DFS order: A, B, D, E, F, C.

Markers reward the BFS level-order using a queue and the DFS deep-first order using a stack, with already-visited nodes skipped via a visited set.

Original5 marks(a) State the data structure that drives breadth-first search and the one that drives depth-first search. (b) Why does breadth-first search find the shortest path (in number of edges) in an unweighted graph? (c) Give one application better suited to depth-first search.
Show worked answer →

(a) Breadth-first search is driven by a queue (first in, first out); depth-first search is driven by a stack (last in, first out), or equivalently by recursion using the call stack.
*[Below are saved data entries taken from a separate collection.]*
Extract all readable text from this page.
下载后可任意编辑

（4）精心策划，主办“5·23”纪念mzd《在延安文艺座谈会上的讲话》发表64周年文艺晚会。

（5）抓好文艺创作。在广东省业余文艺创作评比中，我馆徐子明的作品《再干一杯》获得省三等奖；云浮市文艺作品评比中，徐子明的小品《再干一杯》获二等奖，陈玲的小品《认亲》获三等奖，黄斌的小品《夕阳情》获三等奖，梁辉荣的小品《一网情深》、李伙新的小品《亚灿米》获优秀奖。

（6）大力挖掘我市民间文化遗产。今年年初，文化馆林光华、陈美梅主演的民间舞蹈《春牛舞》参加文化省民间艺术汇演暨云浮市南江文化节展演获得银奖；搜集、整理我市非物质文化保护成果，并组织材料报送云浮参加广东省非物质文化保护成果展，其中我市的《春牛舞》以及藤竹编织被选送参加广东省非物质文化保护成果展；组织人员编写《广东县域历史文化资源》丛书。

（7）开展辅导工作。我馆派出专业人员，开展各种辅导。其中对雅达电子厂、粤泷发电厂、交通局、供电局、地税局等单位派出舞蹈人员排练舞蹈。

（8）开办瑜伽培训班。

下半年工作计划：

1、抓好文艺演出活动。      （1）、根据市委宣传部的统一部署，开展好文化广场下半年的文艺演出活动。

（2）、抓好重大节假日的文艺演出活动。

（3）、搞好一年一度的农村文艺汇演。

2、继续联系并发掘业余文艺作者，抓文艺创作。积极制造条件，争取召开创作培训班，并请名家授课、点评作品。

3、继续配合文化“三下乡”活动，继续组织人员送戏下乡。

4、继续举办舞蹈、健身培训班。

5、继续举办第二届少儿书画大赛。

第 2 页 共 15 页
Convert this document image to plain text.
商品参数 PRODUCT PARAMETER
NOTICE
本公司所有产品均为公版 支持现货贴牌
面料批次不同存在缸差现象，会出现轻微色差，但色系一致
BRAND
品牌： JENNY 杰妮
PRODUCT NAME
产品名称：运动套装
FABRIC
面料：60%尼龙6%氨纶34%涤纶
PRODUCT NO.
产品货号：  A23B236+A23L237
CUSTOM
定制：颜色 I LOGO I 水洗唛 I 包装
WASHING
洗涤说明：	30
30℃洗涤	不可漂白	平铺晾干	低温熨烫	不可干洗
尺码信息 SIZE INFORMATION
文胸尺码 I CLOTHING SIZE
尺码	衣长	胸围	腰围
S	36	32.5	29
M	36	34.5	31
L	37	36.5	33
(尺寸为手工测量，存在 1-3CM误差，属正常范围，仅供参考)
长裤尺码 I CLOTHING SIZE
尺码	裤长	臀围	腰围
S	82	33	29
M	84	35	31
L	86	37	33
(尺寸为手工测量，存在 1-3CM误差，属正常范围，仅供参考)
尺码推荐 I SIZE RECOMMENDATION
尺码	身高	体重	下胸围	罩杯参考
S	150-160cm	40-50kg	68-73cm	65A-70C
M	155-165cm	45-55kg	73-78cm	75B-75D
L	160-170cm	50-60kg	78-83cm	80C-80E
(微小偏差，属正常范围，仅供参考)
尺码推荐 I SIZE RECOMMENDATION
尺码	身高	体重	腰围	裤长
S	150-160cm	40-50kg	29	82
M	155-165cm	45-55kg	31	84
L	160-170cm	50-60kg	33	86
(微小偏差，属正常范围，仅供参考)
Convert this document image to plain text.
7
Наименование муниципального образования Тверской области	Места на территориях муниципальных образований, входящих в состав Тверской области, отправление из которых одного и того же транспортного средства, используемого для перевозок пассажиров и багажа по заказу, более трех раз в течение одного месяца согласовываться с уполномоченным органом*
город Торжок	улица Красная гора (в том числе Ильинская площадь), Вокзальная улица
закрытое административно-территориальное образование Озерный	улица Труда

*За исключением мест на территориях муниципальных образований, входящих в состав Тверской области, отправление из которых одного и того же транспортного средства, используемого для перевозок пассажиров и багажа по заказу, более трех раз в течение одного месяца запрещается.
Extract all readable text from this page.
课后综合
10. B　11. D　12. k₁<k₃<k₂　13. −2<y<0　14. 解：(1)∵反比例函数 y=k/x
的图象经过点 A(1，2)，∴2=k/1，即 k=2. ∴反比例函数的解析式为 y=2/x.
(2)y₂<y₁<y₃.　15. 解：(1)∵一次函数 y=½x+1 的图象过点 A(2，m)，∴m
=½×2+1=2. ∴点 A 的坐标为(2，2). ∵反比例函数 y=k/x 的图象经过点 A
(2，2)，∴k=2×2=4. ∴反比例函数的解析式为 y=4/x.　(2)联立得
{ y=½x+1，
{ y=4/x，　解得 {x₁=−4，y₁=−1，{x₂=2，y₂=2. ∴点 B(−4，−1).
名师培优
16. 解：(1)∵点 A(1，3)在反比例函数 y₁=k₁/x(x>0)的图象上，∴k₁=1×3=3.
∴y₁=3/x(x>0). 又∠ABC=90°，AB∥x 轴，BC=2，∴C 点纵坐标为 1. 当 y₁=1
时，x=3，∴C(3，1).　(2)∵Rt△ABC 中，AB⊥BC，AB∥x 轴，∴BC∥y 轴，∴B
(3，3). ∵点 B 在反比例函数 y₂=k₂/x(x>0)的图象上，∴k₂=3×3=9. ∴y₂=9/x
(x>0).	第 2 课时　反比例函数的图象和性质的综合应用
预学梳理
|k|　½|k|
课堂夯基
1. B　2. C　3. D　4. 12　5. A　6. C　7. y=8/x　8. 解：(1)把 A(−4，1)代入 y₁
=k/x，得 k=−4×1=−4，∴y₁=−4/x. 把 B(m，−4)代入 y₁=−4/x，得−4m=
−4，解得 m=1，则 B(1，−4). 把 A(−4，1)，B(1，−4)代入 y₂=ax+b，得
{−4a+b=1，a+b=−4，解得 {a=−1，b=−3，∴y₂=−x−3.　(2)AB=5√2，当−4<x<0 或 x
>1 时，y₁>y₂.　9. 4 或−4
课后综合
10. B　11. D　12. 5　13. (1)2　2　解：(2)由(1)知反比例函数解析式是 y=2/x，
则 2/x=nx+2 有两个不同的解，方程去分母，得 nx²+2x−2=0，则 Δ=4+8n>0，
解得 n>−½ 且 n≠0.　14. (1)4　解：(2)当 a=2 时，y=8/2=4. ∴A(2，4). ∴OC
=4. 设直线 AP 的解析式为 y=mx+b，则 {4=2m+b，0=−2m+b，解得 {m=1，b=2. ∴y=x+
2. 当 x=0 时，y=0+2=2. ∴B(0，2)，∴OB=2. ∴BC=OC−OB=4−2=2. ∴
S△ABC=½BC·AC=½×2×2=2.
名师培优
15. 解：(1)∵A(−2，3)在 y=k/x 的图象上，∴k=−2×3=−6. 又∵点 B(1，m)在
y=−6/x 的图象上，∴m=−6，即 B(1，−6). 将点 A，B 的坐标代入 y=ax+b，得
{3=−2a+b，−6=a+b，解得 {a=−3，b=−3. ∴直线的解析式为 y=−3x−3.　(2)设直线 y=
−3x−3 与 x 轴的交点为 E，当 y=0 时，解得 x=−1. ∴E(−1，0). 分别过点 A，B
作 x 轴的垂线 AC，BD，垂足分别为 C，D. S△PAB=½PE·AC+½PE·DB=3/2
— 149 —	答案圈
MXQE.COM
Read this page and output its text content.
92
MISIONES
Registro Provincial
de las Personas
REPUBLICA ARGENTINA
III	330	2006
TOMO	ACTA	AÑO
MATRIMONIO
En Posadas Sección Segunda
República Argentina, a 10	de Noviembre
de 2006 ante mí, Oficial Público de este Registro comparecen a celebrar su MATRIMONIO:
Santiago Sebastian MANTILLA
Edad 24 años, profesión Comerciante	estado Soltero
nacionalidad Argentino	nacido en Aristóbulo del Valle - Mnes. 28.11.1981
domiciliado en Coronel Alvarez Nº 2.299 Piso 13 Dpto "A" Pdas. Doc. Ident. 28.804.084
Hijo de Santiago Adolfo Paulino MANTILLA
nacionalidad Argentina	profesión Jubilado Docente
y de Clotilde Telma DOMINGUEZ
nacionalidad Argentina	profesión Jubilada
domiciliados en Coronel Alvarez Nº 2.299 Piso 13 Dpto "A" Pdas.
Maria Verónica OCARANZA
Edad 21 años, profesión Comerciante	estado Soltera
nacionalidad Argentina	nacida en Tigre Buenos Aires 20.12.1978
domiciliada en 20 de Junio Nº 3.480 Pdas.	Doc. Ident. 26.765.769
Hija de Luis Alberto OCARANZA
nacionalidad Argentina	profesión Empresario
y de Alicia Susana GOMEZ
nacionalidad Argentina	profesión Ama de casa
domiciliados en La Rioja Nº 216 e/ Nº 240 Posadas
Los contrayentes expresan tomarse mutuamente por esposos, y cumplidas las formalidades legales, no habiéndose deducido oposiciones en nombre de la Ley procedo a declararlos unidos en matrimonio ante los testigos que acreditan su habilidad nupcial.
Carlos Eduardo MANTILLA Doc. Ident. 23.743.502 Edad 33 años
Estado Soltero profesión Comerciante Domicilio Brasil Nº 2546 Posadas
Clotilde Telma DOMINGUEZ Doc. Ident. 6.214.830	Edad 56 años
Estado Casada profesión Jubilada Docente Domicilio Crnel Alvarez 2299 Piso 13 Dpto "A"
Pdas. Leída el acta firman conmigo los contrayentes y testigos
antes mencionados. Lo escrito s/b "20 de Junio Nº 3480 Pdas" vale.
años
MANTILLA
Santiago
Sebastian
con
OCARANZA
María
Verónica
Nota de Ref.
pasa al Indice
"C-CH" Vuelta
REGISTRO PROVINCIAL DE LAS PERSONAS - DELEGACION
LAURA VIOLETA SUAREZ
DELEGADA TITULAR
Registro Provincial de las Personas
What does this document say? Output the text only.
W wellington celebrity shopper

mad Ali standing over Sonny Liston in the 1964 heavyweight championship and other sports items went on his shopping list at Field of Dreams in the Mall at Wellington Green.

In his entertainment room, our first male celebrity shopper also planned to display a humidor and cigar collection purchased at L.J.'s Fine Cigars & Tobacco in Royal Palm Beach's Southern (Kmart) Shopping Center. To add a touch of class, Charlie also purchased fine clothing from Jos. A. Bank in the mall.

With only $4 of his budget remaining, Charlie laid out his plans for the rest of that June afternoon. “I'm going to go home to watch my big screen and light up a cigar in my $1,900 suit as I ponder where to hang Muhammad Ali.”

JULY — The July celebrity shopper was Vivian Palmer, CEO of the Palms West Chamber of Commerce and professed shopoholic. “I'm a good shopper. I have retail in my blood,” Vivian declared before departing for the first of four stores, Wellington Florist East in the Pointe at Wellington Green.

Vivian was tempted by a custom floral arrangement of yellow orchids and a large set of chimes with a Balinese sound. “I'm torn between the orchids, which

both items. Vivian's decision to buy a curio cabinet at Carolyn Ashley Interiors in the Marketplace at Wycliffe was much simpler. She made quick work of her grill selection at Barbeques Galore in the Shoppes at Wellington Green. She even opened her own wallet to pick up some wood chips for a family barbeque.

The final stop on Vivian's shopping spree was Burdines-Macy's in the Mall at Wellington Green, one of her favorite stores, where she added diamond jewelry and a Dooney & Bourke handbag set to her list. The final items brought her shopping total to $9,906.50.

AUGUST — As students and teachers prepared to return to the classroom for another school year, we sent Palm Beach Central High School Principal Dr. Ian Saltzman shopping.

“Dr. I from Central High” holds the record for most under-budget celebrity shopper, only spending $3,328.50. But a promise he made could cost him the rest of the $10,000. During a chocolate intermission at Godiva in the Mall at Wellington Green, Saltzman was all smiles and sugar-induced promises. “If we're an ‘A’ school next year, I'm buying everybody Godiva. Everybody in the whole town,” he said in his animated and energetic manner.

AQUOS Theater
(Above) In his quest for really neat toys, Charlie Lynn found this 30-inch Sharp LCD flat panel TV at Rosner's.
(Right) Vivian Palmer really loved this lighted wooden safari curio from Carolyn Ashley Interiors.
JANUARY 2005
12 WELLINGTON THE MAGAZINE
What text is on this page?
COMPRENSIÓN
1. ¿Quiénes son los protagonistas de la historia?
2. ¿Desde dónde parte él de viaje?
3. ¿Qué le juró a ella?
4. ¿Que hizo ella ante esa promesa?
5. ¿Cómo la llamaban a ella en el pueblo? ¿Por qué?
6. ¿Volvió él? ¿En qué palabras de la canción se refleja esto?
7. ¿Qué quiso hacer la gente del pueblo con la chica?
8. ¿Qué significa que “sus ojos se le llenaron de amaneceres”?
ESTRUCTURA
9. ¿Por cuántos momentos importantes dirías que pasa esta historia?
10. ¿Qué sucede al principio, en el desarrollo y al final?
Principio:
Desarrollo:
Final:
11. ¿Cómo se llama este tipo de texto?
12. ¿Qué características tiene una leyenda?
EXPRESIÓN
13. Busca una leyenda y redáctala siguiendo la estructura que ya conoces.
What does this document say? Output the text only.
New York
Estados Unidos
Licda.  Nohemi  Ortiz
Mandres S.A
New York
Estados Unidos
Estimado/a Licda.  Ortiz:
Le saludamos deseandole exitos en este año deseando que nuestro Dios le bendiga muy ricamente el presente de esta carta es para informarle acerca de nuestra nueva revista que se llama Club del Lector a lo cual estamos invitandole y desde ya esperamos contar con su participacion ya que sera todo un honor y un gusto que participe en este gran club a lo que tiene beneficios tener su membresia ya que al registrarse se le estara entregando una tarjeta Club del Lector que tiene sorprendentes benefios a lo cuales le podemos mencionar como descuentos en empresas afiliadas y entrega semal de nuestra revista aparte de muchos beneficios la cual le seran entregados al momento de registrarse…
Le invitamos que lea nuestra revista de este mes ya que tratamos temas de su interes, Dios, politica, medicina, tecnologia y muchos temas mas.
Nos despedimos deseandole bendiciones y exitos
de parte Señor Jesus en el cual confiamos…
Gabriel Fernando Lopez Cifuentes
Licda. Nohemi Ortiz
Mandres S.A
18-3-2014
(b) BFS explores the graph in order of distance from the start: all nodes one edge away, then all two edges away, and so on. The first time it reaches a node is therefore by a path with the fewest edges, so for an unweighted graph that path is a shortest path.

(c) Depth-first search suits problems like detecting cycles, topological sorting, exploring a maze fully, or finding any path/connected components, where going deep and backtracking is natural and shortest distance is not required.

Markers reward the queue/stack pairing, the level-by-level argument for BFS shortest paths, and a valid DFS application such as cycle detection or maze exploration.